2) $ \nu (X) = \nu (Conv (X)) $.
3) $ X \subset Y \Rightarrow \nu (X) \leq \nu (Y)$.
4) $ \nu \big(\lambda X + (1- \lambda) Y \big) \leq \lambda \nu (X) + (1- \lambda) \nu (Y) $, for all $ \lambda \in [0,1] $.
5) If $ A \in \mathcal {M}_E, $ closed and $ \nu (A) = 0 $ Then, $ A $ is compact.
6) If $ A_n \in \mathcal {M}_E $, and $ A_{n+1} \subset A_{n} $ and if $ \lim_{n \to + \infty} \nu (A_n) = 0 $, then: $ A_{\infty} = \bigcap_{n =}^ {+\infty} A_n \neq \emptyset $.

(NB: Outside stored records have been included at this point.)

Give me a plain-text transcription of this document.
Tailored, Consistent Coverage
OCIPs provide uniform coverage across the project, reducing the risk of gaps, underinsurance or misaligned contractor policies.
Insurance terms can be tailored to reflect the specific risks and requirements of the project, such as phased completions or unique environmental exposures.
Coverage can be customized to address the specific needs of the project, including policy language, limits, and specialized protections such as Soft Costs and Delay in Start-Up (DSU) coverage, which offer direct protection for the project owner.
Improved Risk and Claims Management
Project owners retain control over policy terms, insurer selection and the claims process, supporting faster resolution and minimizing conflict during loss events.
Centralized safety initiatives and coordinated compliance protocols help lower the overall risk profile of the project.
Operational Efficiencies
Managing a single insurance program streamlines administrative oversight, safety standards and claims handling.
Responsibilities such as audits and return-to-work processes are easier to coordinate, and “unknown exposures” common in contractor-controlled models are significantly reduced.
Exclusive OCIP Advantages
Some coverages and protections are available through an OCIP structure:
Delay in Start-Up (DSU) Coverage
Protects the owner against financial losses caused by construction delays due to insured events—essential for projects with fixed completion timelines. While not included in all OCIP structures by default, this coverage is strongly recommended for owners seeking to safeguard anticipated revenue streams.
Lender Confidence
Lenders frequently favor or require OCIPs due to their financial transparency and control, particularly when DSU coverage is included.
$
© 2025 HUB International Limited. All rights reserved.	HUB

Now, let $x\in BC(\mathbb R^+)$ ( furnished with the standard supremum norm), i.e $x:\mathbb R ^+\rightarrow \mathbb{R}$ bounded, continuous.
Let $$\omega(x,r)=\sup\{|x(t)-x(s)| \colon t,s \in \mathbb R ^+ , \ |t-s|<r\}$$
(called modulus of continuity of $x$ ).
Let us fix $X$ a nonempty bounded subset of $BC(\mathbb R^+)$, and $$\begin{align*} \omega(X,r)&= \sup\{\omega(x,r), x\in X\}\\ \omega_0(X)&= \lim_{r\to 0} \omega(X,r)\} \end{align*} $$
I need to prove that $\mu$ is a measure of noncompactness, such that:
$$\mu(X)=\omega_0(X)+\lim_{t\to +\infty } sup\;diamX(t)$$
where $$diamX(t)=sup\{|x(t)-y(t)|:\: x,y \in X\}$$
I showed 1) ... 5) of the definition; How can I get 6) please?